Search Engine Friendly URLs

Wednesday, February 22nd, 2006

Since most people using hosting services don’t have access to their web server configuration files there isn’t an obvious solution to making urls like info.php?id=14 more search engine friendly. I even recently read on the google sitemap info page that not only does Google dislike dynamic urls like the one above but that google SPECIFICALLY doesn’t like pages that have an id argument with a number. It appears google would prefer a URL like info.php?state=14 to the URL above.

This really annoys me, especially since this is the most logical way to handle large information based websites since most of the data is stored in a database. I’ve already mentioned my trick of converting numbers to letters and I have had success with this method. Here’s my latest trick and you can use this one in combination with the previous trick if you like.

Using PHP’s GLOBAL variables you can keep track of any text tacked onto the end of a url. This allows you to change your info.php?id=14 URL into info.php/14 by using the following code:

$page_g = $GLOBALS[’REQUEST_URI’];
$scriptName = $GLOBALS[’SCRIPT_NAME’];
$scriptName = str_replace(”/”, “/”, $scriptName);
$pattern = “/($scriptName)/i”;
$info_id = preg_replace($pattern, ‘’, $page_g);
$info_id = str_replace(”/”, “”, $info_id);

You can place as many modifiers on the end of the URL, just separate each one with a slash then use the split function to get each of your variables. I think the Wikimedia Wiki also uses this method so it appears to be legit. Good luck!

SEOs have no secrets!

Friday, August 12th, 2005

SEOs (search engine optimizers) are all the rage these days as site operators seek a competitive edge in natural search result rankings. I have always been skeptical of these businesses for a number of reasons: they can’t help you when your competition uses them too, they don’t have any secrets, and they don’t know nearly as much about your business as you do.

First off, hiring an SEO is in a way a game theory response.

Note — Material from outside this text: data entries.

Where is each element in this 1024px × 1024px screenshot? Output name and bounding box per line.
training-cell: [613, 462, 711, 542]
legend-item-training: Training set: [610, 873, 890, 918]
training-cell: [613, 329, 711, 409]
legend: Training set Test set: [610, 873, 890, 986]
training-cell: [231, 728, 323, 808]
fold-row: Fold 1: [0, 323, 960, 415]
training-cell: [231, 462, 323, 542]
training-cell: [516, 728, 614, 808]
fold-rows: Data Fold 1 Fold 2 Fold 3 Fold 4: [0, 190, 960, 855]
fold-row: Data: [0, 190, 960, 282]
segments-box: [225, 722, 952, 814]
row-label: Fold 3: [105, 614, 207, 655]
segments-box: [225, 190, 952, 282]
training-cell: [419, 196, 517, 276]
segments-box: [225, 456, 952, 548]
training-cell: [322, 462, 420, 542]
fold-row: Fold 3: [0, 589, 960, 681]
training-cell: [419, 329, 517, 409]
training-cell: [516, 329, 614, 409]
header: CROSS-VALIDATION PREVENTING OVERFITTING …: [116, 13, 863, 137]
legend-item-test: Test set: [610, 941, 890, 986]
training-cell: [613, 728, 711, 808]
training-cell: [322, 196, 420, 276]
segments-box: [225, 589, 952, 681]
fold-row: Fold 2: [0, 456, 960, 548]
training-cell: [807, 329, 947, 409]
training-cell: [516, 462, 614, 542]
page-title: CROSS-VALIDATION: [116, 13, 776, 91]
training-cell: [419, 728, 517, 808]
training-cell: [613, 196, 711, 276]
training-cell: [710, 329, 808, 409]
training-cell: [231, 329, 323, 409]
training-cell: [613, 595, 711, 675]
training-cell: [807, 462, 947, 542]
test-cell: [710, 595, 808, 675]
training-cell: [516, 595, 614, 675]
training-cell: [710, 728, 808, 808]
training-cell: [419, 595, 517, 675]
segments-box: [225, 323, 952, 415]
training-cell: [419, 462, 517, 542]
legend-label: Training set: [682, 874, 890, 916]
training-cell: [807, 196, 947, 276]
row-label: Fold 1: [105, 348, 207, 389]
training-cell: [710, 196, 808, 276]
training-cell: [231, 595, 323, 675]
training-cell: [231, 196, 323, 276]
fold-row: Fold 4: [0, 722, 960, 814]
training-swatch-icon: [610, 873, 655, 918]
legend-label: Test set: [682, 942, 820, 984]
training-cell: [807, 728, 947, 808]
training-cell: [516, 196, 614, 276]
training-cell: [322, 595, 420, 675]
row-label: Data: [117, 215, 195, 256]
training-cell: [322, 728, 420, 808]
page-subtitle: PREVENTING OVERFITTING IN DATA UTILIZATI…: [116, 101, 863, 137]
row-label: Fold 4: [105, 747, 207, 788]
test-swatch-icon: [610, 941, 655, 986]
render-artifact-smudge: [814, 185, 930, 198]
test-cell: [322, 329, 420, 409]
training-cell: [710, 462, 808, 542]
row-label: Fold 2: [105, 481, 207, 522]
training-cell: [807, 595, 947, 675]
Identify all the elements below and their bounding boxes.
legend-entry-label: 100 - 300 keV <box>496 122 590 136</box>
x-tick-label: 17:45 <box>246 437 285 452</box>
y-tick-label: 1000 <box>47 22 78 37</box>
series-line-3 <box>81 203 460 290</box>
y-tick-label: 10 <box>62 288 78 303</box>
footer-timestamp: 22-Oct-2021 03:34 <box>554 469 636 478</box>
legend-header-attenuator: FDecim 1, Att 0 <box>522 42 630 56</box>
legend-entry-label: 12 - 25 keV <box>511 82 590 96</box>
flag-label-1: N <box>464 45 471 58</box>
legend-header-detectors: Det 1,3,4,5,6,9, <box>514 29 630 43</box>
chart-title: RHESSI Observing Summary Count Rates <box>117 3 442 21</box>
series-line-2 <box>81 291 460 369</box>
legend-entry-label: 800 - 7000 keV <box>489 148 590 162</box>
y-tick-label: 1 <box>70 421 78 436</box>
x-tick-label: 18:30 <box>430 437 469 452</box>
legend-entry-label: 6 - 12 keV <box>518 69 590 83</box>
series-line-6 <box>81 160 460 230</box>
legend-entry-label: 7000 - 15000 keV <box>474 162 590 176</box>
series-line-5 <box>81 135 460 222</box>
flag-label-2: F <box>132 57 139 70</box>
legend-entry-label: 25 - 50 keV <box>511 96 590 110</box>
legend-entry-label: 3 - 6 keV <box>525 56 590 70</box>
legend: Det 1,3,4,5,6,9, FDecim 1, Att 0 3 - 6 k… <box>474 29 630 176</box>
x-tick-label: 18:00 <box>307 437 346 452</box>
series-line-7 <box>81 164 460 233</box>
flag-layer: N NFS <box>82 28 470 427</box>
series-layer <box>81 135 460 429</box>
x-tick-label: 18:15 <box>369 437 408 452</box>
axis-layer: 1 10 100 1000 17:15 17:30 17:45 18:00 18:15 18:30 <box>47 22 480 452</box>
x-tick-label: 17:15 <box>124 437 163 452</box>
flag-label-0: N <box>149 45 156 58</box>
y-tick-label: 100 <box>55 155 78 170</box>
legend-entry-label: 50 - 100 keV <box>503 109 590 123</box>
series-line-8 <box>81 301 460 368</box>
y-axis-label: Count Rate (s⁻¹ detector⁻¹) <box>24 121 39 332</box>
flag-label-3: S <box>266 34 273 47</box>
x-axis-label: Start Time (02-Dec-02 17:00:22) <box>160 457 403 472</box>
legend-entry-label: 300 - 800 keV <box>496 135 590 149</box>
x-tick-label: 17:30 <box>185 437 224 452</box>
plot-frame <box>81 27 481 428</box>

You know your competitors use SEOs so you feel you need to use them just to keep up. But what if you hired the same SEO as your competitor (say you’re CampMor and your competitor is REI). Who wins then? Many SEOs guarantee top ranking for certain keywords but this can get sticky when your SEO is also helping your competitor. Your SEO will probably use the same tricks on both sites and you’ll both end up poorer and in the same positions relative to one another.

But let’s say you actually have different SEO vendors and both claim the ability to get you top ranking for your keyword(s). All SEO vendors claim to improve your natural search rankings but clearly someone’s SEO has to be second (REI or CampMor). So does this mean that the loser’s SEO is unable to back up its claims? You betcha - so don’t fall for guarantees of top rankings.

SEOs also each claim to have perfected proprietary techniques for improving your natural search rankings, but in the end, no one has any secrets. The big search engines work very hard to improve the accuracy of search results and any “secret” that can be exploited will not last for very long, if at all. The big secrets to search engine optimization, lots of topical content, descriptive title tags, and tons of incoming links, are pretty basic and any reasonable web operator already works to address these factors. So what are you wasting your money on when you’re the one who has to do all the work anyway?

Finally, I’ve also heard complaints from internet marketing managers that often SEOs are unable to make helpful suggestions for sites due to SEOs’ lack of specialized knowledge. For example, how many SEOs know the difference between an internal and external frame backpack or a goose-down sleeping bag and a synthetic bag? The fact is that you know more about your website topic than any SEO and you can probably easily list and focus on 20 descriptive words to concentrate on to maximize your search engine presence. SEOs will give you words like “tent,” “sleeping bag,” and maybe “backpack” if you’re lucky, but is this what your users are really searching for?

Unfortunately the answer isn’t as simple as firing your SEO at this point, however. In order to keep up with the competition, it might be a good idea to hedge your bets by sticking to your SEO efforts, despite the problems I’ve outlined. Just be prepared to do alot of the legwork yourself!